Pour surmonter le « trac » induit par ces sorties de sa zone de confort, Mathilde Garin admet laisser sa personnalité de côté pour être le plus factuelle possible : « Je rentre dans le moule, alors que ce n’est pas mon style, je suis d’ordinaire assez détendue. Là, j’oublie mon sourire, les vannes et je reste sur une présentation pure et dure. » Elle différencie alors les retours qu’elle obtient sur son entreprise selon s’ils ont été obtenus en contexte tendu ou non : « A EuraTechnologies, quand les retours sont bons, je me dis qu’on est à la fois content de ce que j’ai donné de moi ET de la façon dont j’ai mené ma boîte. À l’extérieur, si j’ai dû faire ce type de présentation en contexte tendu, je me dis que c’est l’idée seule qui est perçue comme viable. »

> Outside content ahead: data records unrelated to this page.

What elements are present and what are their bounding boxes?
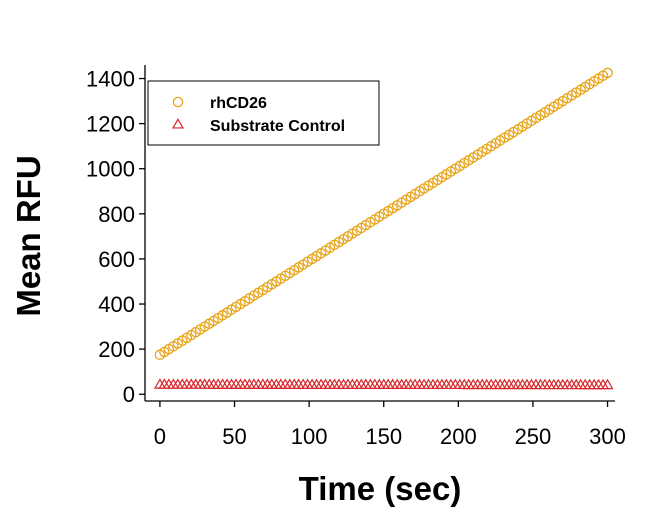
y-tick-label: 200: [98, 337, 135, 362]
legend: rhCD26 Substrate Control: [147, 80, 380, 146]
y-axis-ticks: 0 200 400 600 800 1000 1200 1400: [86, 67, 145, 407]
legend-label: Substrate Control: [210, 118, 345, 135]
legend-label: rhCD26: [210, 95, 267, 112]
y-tick-label: 1200: [86, 112, 135, 137]
y-tick-label: 1000: [86, 157, 135, 182]
data-points: [153, 67, 614, 390]
x-tick-label: 50: [222, 424, 246, 449]
x-axis-ticks: 0 50 100 150 200 250 300: [154, 401, 626, 449]
x-tick-label: 100: [291, 424, 328, 449]
data-point: [602, 67, 613, 79]
x-tick-label: 150: [365, 424, 402, 449]
x-tick-label: 300: [589, 424, 626, 449]
data-point: [601, 378, 614, 390]
y-tick-label: 400: [98, 292, 135, 317]
x-tick-label: 250: [515, 424, 552, 449]
x-axis-title: Time (sec): [299, 470, 462, 507]
y-tick-label: 0: [123, 382, 135, 407]
legend-box: [147, 80, 380, 146]
y-tick-label: 600: [98, 247, 135, 272]
x-tick-label: 0: [154, 424, 166, 449]
legend-marker: [171, 118, 185, 129]
y-axis-title: Mean RFU: [10, 155, 47, 316]
legend-marker: [172, 96, 184, 108]
series-triangle: [153, 378, 614, 390]
y-tick-label: 1400: [86, 67, 135, 92]
series-circle: [154, 67, 613, 361]
y-tick-label: 800: [98, 202, 135, 227]
x-tick-label: 200: [440, 424, 477, 449]
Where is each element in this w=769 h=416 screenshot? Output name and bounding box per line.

Lucie Baude KoltrainLucie Baude est CTO et co-fondatrice de la startup Koltrain. Elle est passée par le batch 13 du programme START. Elle édite avec Rubén Garcia, son associé et CEO de l’entreprise, une application de podcasts pour le développement personnel et la formation des collaborateurs en entreprise. Ingénieure de formation sortie des bancs de l’ICAM, Lucie Baude connaît bien les milieux masculins. Comme Mathilde Garin, elle n’a pas ressenti de frein particulier à entreprendre et s’est lancée en saisissant une opportunité et au hasard de la rencontre avec son associé : « Pour moi, l’entrepreneuriat n’a pas été un saut dans le vide et l’environnement EuraTechnologies nous a rassurés, avec la proximité d’avocats, de comptables, la présence des startups managers… » Elle apprend à coder en React Native lors de son mémoire de fin d’études, dans un centre de recherche à Toronto. Sous la responsabilité d’un chercheur qui n’est pas forcément à la page de tous les développements récents des langages de programmation, elle se forme en autodidacte grâce à OpenClassrooms et Github.  Lors du lancement de Koltrain, elle décide de garder la main sur le développement et l’ergonomie de son app : « Ca fait toujours peur de coder soi même et en résolvant un problème, on tombe sur un autre etc etc… Mais cette logique de casse-tête à résoudre me plaît » apprécie-t-elle. Elle décrit l’entrepreneuriat comme un « luxe qu’elle s’est offert » : « Je me suis débrouillée pendant mes études, j’ai fait de l’alternance, des petits jobs… Je me suis sécurisée comme si je devais assurer quelque chose et il s’est avéré que c’est pour mon entreprise que j’ai économisé au final« . Pour Lucie Baude, l’entrepreneuriat, c’est « le métier de sa vie. » 

« J’ai de grosses ambitions pour mon projet. Le métier de mes rêves n’existe pas, je veux le créer. Et je me vois bien développer Koltrain toute ma carrière » se projette t-elle.